En esta encarnación a escala gigantesca del perfecto orden, el latido yámbico es tan natural como los cantos rodados. San Petersburgo es la cuna de la poesía rusa y, lo que es más, de su prosodia. La idea de una estructura noble, prescindiendo de la calidad de su contenido (a veces precisamente contra su calidad, que crea una aterradora sensación de disparidad, que no indica tanto la evaluación del fenómeno descrito por parte del autor, sino la de su propio verso), es francamente local. Todo empezó hace un siglo y el uso que hace Mandelstam de los metros estrictos en su primer libro, Piedra, recuerda claramente a Pushkin y a su pléyade. Y una vez más, no es el resultado de una elección consciente, como tampoco es un signo indicador de que el estilo de Mandelstam se encuentre predeterminado por los procesos precedentes o contemporáneos de la poesía rusa.

La presencia de un eco constituye el rasgo básico de cualquier acústica que se precie de buena y Mandelstam se limitó a hacer de gran cúpula para sus predecesores. Las voces más distinguidas que se escucharon en ella pertenecen a Deryavin, a Baratinski y a Batiushkov, pero él actuaba en gran medida por cuenta propia, pese a cualquier tipo de expresión existente, de manera especial la contemporánea. Tenía demasiadas cosas que decir para preocuparse por un exclusivismo estilístico. Sin embargo, era esa calidad sobrecargada de su verso, por otra parte regular, lo que hacía que fuera único.

Aparentemente, sus poemas no se diferenciaban tanto de la obra de los simbolistas, que dominaban entonces el escenario literario: se servía de rimas perfectamente regulares, obedecía a un esquema regido por estrofas de tipo corriente y la longitud de sus poemas correspondía a los usos comunes, es decir, era de dieciséis a veinticuatro versos. Sin embargo, al servirse de tan humildes medios de transporte, llevaba a su lector mucho más lejos que aquellos metafísicos, afables por el hecho de ser vagos, que se daban a sí mismos el nombre de simbolistas rusos. Como movimiento, es evidente que el simbolismo fue el último importante (y no sólo en Rusia), si bien la poesía es un arte extremadamente individualista, puesto que acusa los ismos. La producción poética del simbolismo fue tan cuantiosa y seráfica como el empadronamiento y los postulados de este movimiento. Aquel encumbramiento estaba tan falto de base que los estudiantes diplomados, los cadetes militares y los empleados se dejaron tentar y, en el momento del cambio de siglo, el género se encontraba comprometido hasta el punto de la inflación verbal, situación bastante parecida a la que hoy atraviesa América con el verso libre. Más tarde, como no podía ser menos, surgió la devaluación como reacción, con los nombres de futurismo, constructivismo, imaginismo, etcétera. Pero se trataba de ismos contra ismos, de dispositivos en guerra con dispositivos. Sólo hubo dos poetas, Mandelstam y Tsvetaeva, que presentaron un contenido cualitativamente nuevo, y su hado reflejaba, a su manera terrible, la medida de su autonomía espiritual.

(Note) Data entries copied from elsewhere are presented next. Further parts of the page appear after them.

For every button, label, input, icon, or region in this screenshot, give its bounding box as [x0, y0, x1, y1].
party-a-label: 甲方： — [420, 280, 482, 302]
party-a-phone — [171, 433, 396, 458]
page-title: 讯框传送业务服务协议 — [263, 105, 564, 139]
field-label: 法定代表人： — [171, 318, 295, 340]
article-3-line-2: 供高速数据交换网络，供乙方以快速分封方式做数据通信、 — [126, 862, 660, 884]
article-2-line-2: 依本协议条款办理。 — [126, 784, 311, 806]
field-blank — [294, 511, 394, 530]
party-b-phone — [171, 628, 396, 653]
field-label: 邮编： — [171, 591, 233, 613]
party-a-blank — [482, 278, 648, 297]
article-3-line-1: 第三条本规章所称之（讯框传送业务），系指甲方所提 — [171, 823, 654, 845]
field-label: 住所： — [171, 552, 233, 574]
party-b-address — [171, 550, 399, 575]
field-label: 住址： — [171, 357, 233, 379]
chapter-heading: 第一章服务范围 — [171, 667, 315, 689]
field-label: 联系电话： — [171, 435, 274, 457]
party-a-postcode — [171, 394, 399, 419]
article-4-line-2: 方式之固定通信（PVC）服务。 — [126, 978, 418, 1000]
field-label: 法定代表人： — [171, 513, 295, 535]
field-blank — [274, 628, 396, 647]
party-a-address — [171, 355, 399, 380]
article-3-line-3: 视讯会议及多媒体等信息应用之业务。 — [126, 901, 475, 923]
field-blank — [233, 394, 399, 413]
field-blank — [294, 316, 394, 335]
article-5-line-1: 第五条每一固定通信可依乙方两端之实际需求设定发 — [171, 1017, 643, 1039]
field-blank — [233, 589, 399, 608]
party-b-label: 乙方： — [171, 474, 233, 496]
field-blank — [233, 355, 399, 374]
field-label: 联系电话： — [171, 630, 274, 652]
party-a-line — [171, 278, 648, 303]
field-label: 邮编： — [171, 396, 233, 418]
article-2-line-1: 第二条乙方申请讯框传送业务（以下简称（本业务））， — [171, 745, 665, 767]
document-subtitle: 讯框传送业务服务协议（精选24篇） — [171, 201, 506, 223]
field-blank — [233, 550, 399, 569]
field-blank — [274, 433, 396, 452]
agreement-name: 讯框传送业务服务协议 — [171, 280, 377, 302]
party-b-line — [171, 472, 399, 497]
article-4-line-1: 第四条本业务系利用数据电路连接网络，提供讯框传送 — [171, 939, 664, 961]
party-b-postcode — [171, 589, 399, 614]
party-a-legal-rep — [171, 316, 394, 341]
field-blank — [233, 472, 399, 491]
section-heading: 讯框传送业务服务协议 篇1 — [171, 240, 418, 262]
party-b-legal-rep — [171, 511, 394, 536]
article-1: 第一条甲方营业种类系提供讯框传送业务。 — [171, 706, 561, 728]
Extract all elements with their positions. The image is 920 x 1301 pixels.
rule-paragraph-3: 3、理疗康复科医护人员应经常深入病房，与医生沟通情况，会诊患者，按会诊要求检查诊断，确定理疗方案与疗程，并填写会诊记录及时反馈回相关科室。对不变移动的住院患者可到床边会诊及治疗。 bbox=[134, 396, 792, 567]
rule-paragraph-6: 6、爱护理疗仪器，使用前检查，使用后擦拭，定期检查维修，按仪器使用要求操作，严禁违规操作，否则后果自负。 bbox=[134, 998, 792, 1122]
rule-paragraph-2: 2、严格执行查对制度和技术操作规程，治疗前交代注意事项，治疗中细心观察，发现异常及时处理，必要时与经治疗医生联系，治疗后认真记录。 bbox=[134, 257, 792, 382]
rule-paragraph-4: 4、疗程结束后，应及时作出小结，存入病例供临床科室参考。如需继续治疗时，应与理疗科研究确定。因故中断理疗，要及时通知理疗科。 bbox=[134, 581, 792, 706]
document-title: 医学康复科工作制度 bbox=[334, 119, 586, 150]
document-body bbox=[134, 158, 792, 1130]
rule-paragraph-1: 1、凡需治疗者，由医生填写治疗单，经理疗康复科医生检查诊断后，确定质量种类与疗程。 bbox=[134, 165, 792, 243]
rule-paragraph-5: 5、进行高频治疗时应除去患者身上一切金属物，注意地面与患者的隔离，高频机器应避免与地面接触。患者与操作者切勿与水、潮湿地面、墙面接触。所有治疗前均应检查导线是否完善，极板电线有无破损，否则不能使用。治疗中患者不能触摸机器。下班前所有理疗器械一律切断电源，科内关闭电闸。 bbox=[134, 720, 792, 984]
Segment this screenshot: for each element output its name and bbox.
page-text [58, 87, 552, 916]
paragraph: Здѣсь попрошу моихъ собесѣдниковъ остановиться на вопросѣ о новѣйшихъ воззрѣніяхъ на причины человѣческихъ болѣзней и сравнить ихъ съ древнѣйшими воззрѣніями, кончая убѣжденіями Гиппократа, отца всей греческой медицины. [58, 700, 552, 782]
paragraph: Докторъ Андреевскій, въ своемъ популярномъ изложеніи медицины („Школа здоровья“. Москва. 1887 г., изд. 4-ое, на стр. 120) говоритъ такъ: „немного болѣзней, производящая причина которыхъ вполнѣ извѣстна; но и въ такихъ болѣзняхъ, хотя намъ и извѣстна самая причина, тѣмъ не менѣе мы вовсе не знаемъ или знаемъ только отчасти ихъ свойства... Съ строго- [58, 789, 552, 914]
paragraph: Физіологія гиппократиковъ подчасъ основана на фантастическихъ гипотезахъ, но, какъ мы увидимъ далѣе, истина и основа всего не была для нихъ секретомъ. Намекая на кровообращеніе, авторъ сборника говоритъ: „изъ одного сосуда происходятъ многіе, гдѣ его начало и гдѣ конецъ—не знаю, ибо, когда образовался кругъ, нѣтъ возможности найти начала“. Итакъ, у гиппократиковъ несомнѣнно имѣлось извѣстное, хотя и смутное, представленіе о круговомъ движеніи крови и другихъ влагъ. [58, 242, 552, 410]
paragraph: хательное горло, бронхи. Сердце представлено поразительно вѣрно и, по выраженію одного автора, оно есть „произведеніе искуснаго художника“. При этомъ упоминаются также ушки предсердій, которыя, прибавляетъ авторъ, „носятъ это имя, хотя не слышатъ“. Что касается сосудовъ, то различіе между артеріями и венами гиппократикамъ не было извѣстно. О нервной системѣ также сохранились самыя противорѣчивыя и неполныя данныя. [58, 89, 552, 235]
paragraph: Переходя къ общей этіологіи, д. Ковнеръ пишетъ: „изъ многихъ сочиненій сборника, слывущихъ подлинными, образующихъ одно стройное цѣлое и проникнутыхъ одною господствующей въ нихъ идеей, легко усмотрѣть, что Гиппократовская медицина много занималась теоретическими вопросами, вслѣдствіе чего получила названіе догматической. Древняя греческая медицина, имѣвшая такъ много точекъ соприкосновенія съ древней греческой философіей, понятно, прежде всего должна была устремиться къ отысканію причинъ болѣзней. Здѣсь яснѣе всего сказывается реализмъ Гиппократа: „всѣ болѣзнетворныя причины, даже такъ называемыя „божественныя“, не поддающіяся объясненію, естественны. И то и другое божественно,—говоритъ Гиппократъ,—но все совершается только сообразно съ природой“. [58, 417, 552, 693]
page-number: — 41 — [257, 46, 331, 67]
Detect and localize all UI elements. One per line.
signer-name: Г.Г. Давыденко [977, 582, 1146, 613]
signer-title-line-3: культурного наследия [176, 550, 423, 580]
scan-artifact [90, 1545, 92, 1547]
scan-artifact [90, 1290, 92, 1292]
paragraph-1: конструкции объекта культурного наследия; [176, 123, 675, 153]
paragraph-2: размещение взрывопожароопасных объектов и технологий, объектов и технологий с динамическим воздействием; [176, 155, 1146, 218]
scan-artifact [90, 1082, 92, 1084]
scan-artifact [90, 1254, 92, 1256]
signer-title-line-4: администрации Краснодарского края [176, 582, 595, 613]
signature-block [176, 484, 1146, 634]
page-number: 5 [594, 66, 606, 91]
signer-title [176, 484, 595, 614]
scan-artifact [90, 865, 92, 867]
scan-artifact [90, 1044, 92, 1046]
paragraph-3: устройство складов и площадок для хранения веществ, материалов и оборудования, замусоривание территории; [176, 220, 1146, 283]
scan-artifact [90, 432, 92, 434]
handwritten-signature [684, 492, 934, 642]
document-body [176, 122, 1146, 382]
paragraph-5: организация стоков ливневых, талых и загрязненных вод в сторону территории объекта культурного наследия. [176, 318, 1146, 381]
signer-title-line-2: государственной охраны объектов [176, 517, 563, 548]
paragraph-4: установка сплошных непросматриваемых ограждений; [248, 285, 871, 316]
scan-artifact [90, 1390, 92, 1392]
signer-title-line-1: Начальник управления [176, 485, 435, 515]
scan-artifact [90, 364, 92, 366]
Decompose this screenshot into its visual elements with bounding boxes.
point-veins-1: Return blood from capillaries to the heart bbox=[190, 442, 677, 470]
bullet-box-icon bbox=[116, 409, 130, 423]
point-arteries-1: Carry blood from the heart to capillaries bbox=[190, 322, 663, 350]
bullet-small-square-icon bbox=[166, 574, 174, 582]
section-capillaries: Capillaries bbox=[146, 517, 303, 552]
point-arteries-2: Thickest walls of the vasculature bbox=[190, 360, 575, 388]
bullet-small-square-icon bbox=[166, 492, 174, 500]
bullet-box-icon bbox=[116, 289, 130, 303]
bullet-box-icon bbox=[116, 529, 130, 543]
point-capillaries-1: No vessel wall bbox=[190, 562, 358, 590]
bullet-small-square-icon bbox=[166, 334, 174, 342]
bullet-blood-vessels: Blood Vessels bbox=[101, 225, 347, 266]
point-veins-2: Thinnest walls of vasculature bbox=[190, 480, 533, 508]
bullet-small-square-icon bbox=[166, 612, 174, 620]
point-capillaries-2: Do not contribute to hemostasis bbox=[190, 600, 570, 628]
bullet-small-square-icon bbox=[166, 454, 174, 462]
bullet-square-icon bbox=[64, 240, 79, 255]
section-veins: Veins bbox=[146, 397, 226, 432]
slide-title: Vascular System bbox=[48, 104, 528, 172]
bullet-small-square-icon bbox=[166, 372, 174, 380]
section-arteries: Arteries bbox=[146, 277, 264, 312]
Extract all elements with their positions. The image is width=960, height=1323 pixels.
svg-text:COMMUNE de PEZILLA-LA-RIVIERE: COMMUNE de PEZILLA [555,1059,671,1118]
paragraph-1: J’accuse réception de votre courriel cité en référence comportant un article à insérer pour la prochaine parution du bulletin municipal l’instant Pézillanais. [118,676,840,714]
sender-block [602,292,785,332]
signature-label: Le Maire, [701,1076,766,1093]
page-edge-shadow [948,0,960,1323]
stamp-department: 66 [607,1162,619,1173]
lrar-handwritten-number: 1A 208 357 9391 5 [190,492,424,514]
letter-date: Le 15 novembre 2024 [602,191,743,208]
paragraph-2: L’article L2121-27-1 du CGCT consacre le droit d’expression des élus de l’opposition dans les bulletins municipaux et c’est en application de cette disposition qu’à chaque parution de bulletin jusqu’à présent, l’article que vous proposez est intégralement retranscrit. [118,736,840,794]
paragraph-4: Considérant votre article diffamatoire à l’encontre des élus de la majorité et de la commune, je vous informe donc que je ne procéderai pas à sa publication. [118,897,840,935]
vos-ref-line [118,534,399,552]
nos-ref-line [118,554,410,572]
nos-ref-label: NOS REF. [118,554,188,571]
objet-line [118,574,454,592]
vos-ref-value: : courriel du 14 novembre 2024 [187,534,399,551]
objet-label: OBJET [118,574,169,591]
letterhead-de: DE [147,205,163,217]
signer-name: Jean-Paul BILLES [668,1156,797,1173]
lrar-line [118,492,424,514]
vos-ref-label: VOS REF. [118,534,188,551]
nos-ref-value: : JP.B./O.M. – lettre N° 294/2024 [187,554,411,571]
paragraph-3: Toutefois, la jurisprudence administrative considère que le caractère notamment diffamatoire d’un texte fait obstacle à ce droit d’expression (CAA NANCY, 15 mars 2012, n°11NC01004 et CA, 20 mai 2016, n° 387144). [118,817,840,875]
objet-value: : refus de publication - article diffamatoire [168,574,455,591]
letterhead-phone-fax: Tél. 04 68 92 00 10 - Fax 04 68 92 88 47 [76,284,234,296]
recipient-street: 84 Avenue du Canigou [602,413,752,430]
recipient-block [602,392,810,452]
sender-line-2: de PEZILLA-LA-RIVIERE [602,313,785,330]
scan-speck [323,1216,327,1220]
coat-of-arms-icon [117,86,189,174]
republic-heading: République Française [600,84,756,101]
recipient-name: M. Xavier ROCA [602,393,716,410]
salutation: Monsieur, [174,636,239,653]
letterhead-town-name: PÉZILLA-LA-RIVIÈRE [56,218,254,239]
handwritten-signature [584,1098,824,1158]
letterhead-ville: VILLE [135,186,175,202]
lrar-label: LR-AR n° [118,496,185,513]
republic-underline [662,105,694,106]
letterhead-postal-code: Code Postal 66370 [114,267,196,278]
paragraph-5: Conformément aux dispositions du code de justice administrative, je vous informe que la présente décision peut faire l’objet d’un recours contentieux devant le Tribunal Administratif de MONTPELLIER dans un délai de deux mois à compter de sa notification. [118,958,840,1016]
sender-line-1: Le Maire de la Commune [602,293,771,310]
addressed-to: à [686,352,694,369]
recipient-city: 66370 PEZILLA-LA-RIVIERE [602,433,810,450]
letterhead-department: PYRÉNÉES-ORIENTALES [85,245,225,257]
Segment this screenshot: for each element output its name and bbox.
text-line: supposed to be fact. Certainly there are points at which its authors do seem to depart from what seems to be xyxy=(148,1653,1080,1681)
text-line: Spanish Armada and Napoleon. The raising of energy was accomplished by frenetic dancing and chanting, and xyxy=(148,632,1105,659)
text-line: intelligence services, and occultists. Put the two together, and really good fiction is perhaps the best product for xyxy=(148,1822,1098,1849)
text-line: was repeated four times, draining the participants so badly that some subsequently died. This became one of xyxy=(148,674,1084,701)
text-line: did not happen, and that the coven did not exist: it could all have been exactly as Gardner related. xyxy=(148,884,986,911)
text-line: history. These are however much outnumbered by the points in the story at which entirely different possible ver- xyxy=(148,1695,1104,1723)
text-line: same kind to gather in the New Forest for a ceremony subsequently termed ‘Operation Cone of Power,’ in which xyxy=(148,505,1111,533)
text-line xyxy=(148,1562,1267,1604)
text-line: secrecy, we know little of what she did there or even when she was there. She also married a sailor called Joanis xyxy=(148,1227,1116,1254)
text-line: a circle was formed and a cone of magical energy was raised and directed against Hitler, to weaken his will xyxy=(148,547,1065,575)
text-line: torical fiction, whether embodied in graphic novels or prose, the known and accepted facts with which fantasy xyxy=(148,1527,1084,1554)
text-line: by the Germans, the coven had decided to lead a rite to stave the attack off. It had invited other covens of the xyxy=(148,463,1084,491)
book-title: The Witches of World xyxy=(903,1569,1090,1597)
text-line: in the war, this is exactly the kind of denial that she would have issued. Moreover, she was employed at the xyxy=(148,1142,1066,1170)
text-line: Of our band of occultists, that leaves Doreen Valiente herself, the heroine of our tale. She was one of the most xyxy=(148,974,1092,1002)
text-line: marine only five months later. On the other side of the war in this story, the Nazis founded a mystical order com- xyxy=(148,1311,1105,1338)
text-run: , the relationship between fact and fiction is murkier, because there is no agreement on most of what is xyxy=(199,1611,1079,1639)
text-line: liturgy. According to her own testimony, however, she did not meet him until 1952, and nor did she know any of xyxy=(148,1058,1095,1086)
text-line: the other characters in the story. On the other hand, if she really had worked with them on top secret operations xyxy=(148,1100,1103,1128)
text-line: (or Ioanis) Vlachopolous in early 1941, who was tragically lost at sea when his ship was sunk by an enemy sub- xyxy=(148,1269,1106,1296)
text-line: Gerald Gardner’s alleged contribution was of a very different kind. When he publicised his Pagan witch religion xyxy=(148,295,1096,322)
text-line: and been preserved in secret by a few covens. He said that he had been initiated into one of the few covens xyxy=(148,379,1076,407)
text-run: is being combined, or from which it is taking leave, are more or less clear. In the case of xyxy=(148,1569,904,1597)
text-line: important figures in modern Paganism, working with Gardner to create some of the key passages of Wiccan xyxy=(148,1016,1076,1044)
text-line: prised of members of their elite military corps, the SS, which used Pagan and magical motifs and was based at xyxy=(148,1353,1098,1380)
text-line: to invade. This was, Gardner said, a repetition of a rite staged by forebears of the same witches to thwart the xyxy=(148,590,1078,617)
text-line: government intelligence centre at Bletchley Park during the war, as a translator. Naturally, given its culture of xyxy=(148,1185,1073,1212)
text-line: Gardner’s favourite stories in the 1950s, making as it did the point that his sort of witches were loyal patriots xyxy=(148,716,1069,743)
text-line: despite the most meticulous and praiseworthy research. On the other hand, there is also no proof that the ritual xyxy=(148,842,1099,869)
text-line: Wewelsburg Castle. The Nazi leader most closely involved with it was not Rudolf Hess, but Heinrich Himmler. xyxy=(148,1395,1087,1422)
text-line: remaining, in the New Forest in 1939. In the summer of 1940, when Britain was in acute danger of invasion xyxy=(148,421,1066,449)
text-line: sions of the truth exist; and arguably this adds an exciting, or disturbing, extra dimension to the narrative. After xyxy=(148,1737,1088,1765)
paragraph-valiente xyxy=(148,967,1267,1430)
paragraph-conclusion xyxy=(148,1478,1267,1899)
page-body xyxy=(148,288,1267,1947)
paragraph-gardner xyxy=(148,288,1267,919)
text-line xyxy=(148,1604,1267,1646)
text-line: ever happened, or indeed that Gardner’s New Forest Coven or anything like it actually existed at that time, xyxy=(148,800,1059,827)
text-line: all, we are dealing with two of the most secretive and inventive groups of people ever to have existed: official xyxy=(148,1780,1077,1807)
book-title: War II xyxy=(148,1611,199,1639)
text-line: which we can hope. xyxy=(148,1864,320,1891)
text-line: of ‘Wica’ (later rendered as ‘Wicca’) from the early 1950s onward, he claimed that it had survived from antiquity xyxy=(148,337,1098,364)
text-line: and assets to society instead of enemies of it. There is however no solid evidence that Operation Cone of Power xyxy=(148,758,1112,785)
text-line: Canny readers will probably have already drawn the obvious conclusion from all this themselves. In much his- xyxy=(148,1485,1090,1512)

En poesía, como en cualquier otro campo, la superioridad espiritual se disputa siempre a un nivel físico. Uno no puede por menos de pensar que fue precisamente la desavenencia con los simbolistas (no totalmente desprovista de alusiones antisemíticas) lo que contenía los gérmenes del futuro de Mandelstam. No me estoy refiriendo tanto a las mofas, a cargo de Georgi Ivanov, del poema de Mandelstam, en 1917, con sus resonancias en el ostracismo oficial de los años treinta, como a la creciente desvinculación por parte de Mandelstam de toda forma de producción masiva, especialmente lingüística y psicológica. El resultado fue un efecto en el que, cuanto más clara es una voz, más disonante suena. No hay coro al que le guste, y su aislamiento estético adquiere dimensiones físicas. Cuando un hombre crea un mundo propio, se convierte en un cuerpo extraño contra el que apuntan todas las leyes: gravedad, comprensión, repudiación, aniquilación.